Zhang X., Yet I., Villicaña S., Castillo-Fernandez J., Mangino M., Hottenga J. J., ...More

Genome biology, vol.27, no.1, 2026 (SCI-Expanded, Scopus) identifier identifier

  • Publication Type: Article / Article
  • Volume: 27 Issue: 1
  • Publication Date: 2026
  • Doi Number: 10.1186/s13059-026-03947-w
  • Journal Name: Genome biology
  • Journal Indexes: Science Citation Index Expanded (SCI-EXPANDED), Scopus, BIOSIS, EMBASE, MEDLINE, Directory of Open Access Journals
  • Keywords: DNA methylation, DNA methylation variability, Gene-environment interactions, Variance methylation quantitative trait loci, VmeQTL
  • Hacettepe University Affiliated: Yes

Abstract

BACKGROUND: Genetic variants that are associated with phenotypic variability, or variance quantitative trait loci (vQTLs), have been detected for multiple human traits.

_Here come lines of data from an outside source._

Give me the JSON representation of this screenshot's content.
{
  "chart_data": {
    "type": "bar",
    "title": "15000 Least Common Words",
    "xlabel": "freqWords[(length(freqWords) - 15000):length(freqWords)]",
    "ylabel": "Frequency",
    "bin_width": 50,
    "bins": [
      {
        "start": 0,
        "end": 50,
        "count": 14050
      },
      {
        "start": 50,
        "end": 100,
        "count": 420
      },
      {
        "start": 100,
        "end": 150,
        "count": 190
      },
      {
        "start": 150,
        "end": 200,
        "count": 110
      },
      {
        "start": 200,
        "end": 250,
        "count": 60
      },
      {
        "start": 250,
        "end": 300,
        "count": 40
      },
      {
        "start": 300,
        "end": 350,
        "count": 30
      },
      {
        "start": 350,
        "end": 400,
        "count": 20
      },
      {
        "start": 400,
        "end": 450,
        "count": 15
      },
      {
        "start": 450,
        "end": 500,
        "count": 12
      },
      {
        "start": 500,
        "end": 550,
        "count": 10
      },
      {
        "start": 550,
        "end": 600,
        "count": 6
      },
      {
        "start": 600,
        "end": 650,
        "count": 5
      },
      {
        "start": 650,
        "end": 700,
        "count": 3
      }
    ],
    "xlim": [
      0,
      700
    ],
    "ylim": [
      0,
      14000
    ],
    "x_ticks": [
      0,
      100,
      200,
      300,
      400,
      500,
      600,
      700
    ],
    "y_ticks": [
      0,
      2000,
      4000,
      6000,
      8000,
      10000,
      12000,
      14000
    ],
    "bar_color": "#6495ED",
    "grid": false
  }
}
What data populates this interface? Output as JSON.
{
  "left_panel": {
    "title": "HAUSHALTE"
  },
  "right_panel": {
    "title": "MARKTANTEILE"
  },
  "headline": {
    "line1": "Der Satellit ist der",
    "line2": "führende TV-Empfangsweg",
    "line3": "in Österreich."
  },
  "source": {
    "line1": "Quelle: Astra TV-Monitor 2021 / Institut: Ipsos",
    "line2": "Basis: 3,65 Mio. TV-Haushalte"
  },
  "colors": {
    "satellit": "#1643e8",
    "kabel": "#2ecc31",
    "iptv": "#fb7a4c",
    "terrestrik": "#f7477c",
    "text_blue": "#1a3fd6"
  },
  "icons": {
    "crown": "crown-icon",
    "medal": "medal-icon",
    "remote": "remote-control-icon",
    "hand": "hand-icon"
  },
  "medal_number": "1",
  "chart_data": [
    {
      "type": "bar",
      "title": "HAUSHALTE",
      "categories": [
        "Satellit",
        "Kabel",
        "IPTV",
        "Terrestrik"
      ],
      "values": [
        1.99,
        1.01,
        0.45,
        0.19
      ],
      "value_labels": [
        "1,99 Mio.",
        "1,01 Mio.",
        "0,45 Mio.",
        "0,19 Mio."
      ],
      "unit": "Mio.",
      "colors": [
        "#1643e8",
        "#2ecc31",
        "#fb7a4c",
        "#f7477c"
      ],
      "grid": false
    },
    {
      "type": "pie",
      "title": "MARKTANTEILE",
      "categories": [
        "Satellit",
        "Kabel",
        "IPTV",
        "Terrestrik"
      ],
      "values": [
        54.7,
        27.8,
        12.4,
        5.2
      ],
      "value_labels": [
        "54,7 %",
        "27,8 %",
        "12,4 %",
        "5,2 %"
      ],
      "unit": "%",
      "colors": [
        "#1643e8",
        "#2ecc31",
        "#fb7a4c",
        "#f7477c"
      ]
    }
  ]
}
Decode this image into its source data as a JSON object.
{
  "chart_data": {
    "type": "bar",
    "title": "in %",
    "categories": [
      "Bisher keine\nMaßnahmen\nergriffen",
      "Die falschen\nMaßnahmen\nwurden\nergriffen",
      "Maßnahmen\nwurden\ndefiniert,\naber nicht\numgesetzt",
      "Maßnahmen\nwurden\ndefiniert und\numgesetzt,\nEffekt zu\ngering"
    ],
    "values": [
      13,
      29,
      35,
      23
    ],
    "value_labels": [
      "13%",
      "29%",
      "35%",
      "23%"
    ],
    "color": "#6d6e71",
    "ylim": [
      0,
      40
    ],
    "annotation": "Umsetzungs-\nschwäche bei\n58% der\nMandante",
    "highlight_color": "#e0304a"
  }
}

Gene-environment interactions can lead to differential phenotypic variability across genotype groups, therefore, genetic variants that interact with environmental exposures can manifest as vQTLs. Although changes in DNA methylation variability have been observed in several diseases, vQTLs for methylation levels (vmeQTL) have not yet been explored in depth. RESULTS: We optimize the value of monozygotic twin studies to identify and replicate vmeQTLs for blood DNA methylation variance at 358 CpGs in 988 adult monozygotic twin pairs from two European twin registries. Over a third of vmeQTLs capture identical vmeQTL-environmental factor interactions in both datasets, and the majority of interactions are observed with blood cell counts. Correspondingly, over 60% of CpGs affected by genotype-monocyte and genotype-T cell interactions replicate as CpGs affected by genetic effects in the relevant cell type in an independent dataset. Most vmeQTLs also replicate in 1,348 UK non-twin adults and show longitudinal stability in a sample subset. Integrating gene expression and phenotype association results identifies multiple vmeQTLs that capture GxE effects relevant to human health. Examples include vmeQTLs interacting with blood cell type to influence DNA methylation in FAM65A, NAPRT, and CSGALNACT1 underlying immune disease susceptibility and progression. CONCLUSIONS: Our findings identify novel genetic effects on human DNA methylation variability within a unique monozygotic twin study design. The results show the potential of vmeQTLs to identify gene-environment interactions and provide novel insights into complex traits.